There was not one single moment. There were hundreds of small ones — moments where I thought, someone should say this out loud. Moments where I sat across from other women and watched them describe my life using their words, their marriages, their mothers, their silence. Moments where the thing I needed most — proof that I was not crazy, that I was not imagining it, that what happened to me had a name — did not exist in the form I needed it.


I had read the books. I had underlined the passages. I had dog-eared the pages where someone else came close. But close is not the same thing as there.

So I wrote the book I needed. And it cost me more than I expected.


What It Cost to Tell the Truth

The truth, when you have spent decades burying it, does not come out clean. It comes out in pieces. In 3 a.m. writing sessions where you are shaking before you even start typing. In chapters you delete and rewrite six times because some part of you is still protecting the person who hurt you. In the moment you finally write the sentence you have been circling for months and realize: I have been afraid of my own story.

"She buried a version of herself and learned how to live again." That line is in this book. It is also the truest thing I know about myself.


There is a poem called "I buried her today" that lives at the heart of this memoir. It is about the woman I was before I understood what was being done to me. Before I could name the covert abuse. Before I knew that silence, over time, becomes its own kind of violence. Writing that poem did not feel like creation. It felt like an exhumation.


Why the Title Says What It Says

People ask about the title. Some people flinch at it. Some people laugh — the uncomfortable kind of laugh that means I understand exactly what you mean.

I chose it because I spent years being told I was the problem. That I was dramatic. Hysterical. Unreasonable. Mad. And I want every woman who picks up this book and has ever been handed that same verdict to feel the word reclaimed before she even opens the first page.


"You're not mad. You're waking up."


What This Book Is

Diary of a Mad White Woman is a survival memoir. It is five books in one: The Poison. The Mirror. The Cancer Years. The Resurrection. The Voice. It moves through decades — through a marriage that nearly destroyed me, through a courtroom that cost me more than I can put into a single sentence, through a breast cancer diagnosis that arrived in the middle of everything else and somehow became part of the reckoning.

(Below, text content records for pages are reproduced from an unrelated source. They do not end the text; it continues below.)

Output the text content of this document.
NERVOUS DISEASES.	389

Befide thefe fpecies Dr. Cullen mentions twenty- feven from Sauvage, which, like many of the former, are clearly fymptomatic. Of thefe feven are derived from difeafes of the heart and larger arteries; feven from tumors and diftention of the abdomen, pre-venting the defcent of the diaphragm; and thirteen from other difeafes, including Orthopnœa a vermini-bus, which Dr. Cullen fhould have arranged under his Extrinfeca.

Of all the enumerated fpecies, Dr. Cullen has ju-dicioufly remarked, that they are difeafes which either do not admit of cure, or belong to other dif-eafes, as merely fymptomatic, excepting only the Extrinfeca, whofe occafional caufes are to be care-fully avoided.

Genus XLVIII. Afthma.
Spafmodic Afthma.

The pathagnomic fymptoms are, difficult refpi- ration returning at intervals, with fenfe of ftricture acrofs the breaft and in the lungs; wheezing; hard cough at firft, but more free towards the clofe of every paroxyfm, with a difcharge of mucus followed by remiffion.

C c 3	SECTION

"It was the beginning, though I thought it was the end — a raw, unflinching memoir about escaping violence, surviving cancer, and reclaiming a voice that was buried for decades." That is the sentence. That is the whole book in miniature.

I did not write this to perform recovery. I wrote it because recovery is real and it is also messy and funny and devastating and not linear and nobody was being honest about that. I wrote it because I have a voice and for a long time I did not know that was something I was allowed to use.


Who This Is For

This book is coming. July 10, 2026.

It is for the woman who has been told she is too much and not enough at the same time. For the woman who has read every self-help book and still does not recognize what happened to her as abuse. For the woman who is still in it, wondering if what she is experiencing is real. For the woman who got out and is still trying to understand what she survived.


It is for anyone who has ever buried a piece of themselves to keep the peace — and is ready, finally, to go back and find her.


The stories we bury. The voices we find.